Je ne suis pas Nandanee, définitivement. Je suis Charlie, oui. Je suis Ahmed aussi (NdlR : Ahmed Merabet, le policier assassiné en marge de l’attentat contre Charlie Hebdo). Aussi insultant qu’un dessin puisse être envers le Prophète, je ne suis pas d’accord pour assassiner les gens. Je suis pratiquant, j’ai foi en l’islam, ma religion condamne le crime, elle condamne la vengeance. Le Prophète lui-même a pardonné à ceux qui l’ont insulté lors de la conquête de la Mecque. Jamais je ne serai pour les Kalachnikov, ces gens-là trahissent l’islam. Donc oui, je suis Charlie. Et en même temps, je dis à Charlie que la provocation à outrance est inutile. Dans le monde, il n’y a pas que des gens tolérants, il y a aussi des abrutis et des fous.

 

Un mot est souvent employé dans les médias : djihadiste.

Le détournement de ce mot m’agace. Le djihad, c’est la guerre sainte, tuer n’a rien de saint. La guerre sainte commence en soi-même, en luttant contre ses pulsions. Si je rencontre une jolie femme et que je désire avoir des relations avec elle alors que je suis marié, je dois contrôler cette pulsion : c’est ça, le djihad.

 

Vous venez de perdre un client…

(Sourire) Monsieur, je vous parle ici en tant que musulman.

 

Êtes-vous soucieux pour la place des minorités dans la République de Maurice ?

Pourquoi cette question ?

 

Parce qu’en avril dernier, vous disiez ceci : «Avec Navin Ramgoolam et Paul Bérenger au pouvoir, je ne serais pas inquiet pour les minorités.
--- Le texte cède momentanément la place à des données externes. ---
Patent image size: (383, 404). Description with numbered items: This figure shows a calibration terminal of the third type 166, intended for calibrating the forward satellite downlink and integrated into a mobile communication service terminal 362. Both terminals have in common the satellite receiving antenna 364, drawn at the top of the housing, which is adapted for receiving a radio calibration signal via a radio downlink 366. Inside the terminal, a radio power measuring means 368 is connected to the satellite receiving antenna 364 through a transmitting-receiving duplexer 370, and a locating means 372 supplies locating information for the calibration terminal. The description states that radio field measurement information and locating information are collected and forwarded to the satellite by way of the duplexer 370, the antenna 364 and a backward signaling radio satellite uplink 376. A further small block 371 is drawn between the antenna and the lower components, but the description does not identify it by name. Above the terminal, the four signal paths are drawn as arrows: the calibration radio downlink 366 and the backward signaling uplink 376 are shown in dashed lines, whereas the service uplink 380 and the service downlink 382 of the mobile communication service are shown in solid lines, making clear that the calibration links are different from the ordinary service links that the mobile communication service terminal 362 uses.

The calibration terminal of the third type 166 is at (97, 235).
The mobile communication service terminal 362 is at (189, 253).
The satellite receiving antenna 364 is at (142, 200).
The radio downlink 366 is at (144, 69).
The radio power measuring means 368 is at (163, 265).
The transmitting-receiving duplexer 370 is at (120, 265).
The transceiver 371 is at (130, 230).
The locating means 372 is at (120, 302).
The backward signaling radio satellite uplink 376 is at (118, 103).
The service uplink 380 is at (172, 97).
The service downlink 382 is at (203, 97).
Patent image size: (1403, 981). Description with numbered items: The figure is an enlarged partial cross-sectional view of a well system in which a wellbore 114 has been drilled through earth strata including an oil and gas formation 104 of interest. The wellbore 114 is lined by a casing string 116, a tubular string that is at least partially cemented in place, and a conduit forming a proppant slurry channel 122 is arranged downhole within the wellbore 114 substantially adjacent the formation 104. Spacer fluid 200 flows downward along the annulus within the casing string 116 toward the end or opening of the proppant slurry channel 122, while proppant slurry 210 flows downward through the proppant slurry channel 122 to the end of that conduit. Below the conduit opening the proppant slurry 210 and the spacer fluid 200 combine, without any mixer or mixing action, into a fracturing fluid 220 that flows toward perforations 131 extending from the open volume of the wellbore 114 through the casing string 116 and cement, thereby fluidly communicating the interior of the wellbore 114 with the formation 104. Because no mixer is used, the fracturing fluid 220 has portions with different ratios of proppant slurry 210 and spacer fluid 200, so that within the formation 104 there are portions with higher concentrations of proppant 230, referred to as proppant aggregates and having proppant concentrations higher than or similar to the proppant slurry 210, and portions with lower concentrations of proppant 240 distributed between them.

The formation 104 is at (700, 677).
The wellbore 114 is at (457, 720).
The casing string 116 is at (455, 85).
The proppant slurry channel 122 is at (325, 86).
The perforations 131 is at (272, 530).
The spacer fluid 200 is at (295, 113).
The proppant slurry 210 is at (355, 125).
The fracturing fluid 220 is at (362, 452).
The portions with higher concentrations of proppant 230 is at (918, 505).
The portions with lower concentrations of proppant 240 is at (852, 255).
Avec SAJ, ce serait une autre histoire.» 

Je maintiens. SAJ n’a jamais fait de cadeau à la communauté musulmane. Prenez les nominations récentes, combien de musulmans ? Peut-être deux sur une trentaine de postes. La compétence est-elle l’apanage d’une seule communauté dans ce pays ? (Il fait de grands gestes.) Je suis avocat, Monsieur ! Je ne suis pas hindou, je ne suis pas blanc ni créole, mais je pense être compétent.

 

Qui est le plus compétent pour succéder à Navin Ramgoolam à la tête du PTr?

Arvin Boolell. Il a le charisme. Surtout, c’est un homme pensant, un homme réfléchi. Le parti a besoin de gens comme lui. Je ne fais le procès de personne, mais je voudrais voir – même si Ramgoolam peut changer – quelqu’un de bien à la tête du Parti travailliste.

 

 «Même si Ramgoolam peut changer», que voulez-vous dire ?

Qu’il arrête de n’en faire qu’à sa tête. Qu’il écoute les aspirations de l’électorat et de la population. Le parti est en alerte cyclonique classe II. Mais l’électorat est toujours là et il réclame peut-être un changement de direction.

 

Que manque-t-il à Arvin Boolell pour incarner ce changement ?

Rien, aujourd’hui Arvin est légitime. La question de caste, très vite, ne se posera plus. Arvin a tout pour devenir le leader du Parti travailliste.

 

Pourquoi ce jour n’est pas arrivé ?

Je crois sincèrement que ce jour est arrivé ! C’est à Arvin d’oser. C’est à lui d’aller de l’avant.

 

Et votre «frère», évidemment, va l’encourager…

Nous n’en avons pas parlé. Nous avions des choses plus sérieuses que la politique à considérer ces jours-ci.